The main plot of Batman follows the age old confrontation between Good (Batman) and Evil (the Joker). In adherence to Field’s paradigm, Batman follows along at an almost formulaic perfection. The first act of the film works as a setup for both Batman’s background (apparent in just the first few pages), and the creation of his nemesis, The Joker. It is the culmination of the Joker’s creation that ends Act 1 through Plot Point 1: Batman dropping Jack Napier into the chemical bath. At nearly a half hour in and existing on page 30 of the screenplay, this event is clearly the turning point in the  story, where Batman must now face a higher-league of criminals: The Super Villain, and begin to fight a more personal battle. Thus, Act 2 commences with Batman losing anonymity and the Joker surfacing as a public figure as well. They begin to do battle over the course of the act, with the midpoint surfacing between pages 57 and 67, where the Joker and Batman fight over Vikki Vale in their first face-to-face-to-face conflict. Once all the main characters have become acquainted the action becomes more personal, the Joker’s schemes become more brutal, and the Batman’s methods of fighting them become more exciting.

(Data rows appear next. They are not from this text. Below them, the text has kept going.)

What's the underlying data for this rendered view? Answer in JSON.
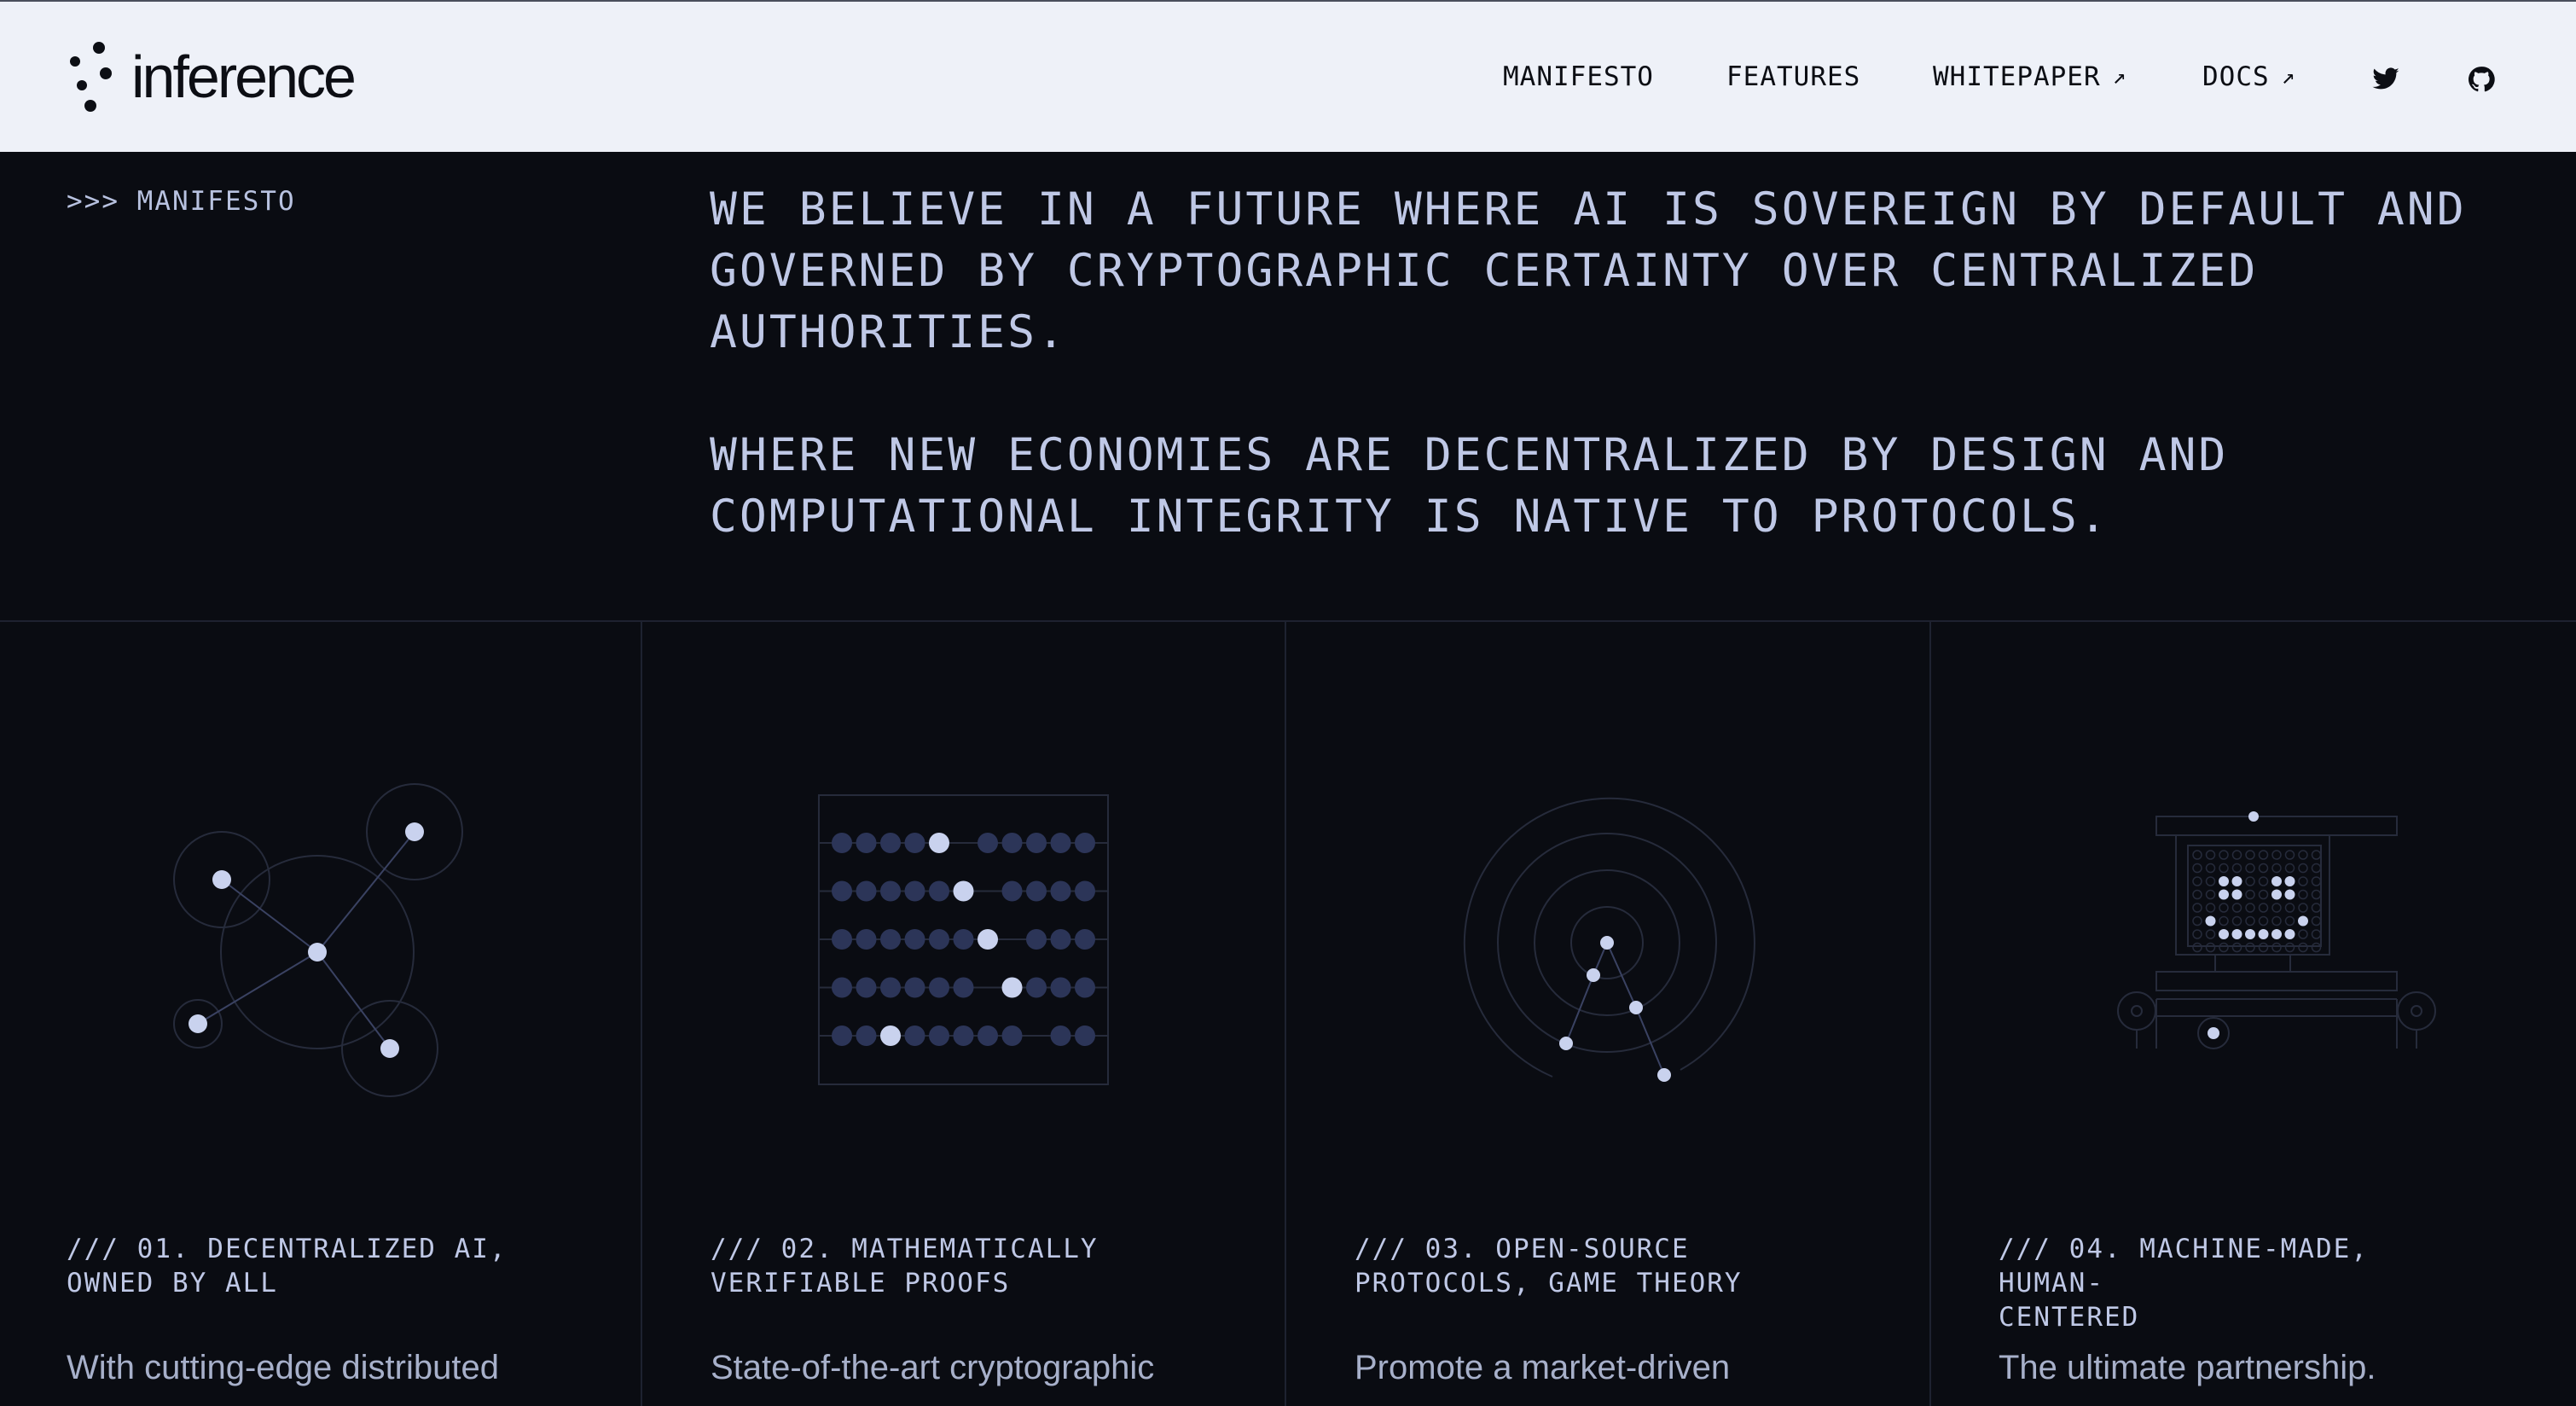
{
  "brand": {
    "name": "inference"
  },
  "nav": {
    "items": [
      {
        "label": "MANIFESTO",
        "external": false
      },
      {
        "label": "FEATURES",
        "external": false
      },
      {
        "label": "WHITEPAPER",
        "external": true
      },
      {
        "label": "DOCS",
        "external": true
      }
    ],
    "external_glyph": "↗",
    "social": [
      "twitter-icon",
      "github-icon"
    ]
  },
  "manifesto": {
    "breadcrumb": ">>> MANIFESTO",
    "paragraphs": [
      "WE BELIEVE IN A FUTURE WHERE AI IS SOVEREIGN BY DEFAULT AND GOVERNED BY CRYPTOGRAPHIC CERTAINTY OVER CENTRALIZED AUTHORITIES.",
      "WHERE NEW ECONOMIES ARE DECENTRALIZED BY DESIGN AND COMPUTATIONAL INTEGRITY IS NATIVE TO PROTOCOLS."
    ]
  },
  "features": [
    {
      "title": "/// 01. DECENTRALIZED AI,\nOWNED BY ALL",
      "description": "With cutting-edge distributed",
      "icon": "network-nodes-icon"
    },
    {
      "title": "/// 02. MATHEMATICALLY\nVERIFIABLE PROOFS",
      "description": "State-of-the-art cryptographic",
      "icon": "abacus-icon"
    },
    {
      "title": "/// 03. OPEN-SOURCE\nPROTOCOLS, GAME THEORY",
      "description": "Promote a market-driven",
      "icon": "radar-rings-icon"
    },
    {
      "title": "/// 04. MACHINE-MADE, HUMAN-\nCENTERED",
      "description": "The ultimate partnership.",
      "icon": "robot-cart-icon"
    }
  ],
  "colors": {
    "background": "#0a0c12",
    "header_bg": "#eef1f8",
    "text": "#bfc8e6",
    "accent_dot": "#c9d2ee",
    "bead": "#2c3558",
    "line": "#262b3b"
  }
}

On page 88 Bruce Wayne comes across two sources of information. He discovers that the Joker plans on hosting his own 200th Anniversary Celebration (surely a trap) in which he challenges Batman to a public duel, and also looks up a file on Jack Napier. The two actions coincide through intercuts and make up Plot Point 2. The final conflict has been announced and has even been made as personal as it can get with the realization that The Joker is responsible for the murder of Bruce Wayne’s parents and for turning him into The Batman. This follows closely with the Paradigm, as it occurs within the 90 pages Field gives his Act 2 range in which to wrap up in. Act 2 concludes with Batman blowing up Axis Chemicals in an attempt to thwart the last of the Jokers schemes.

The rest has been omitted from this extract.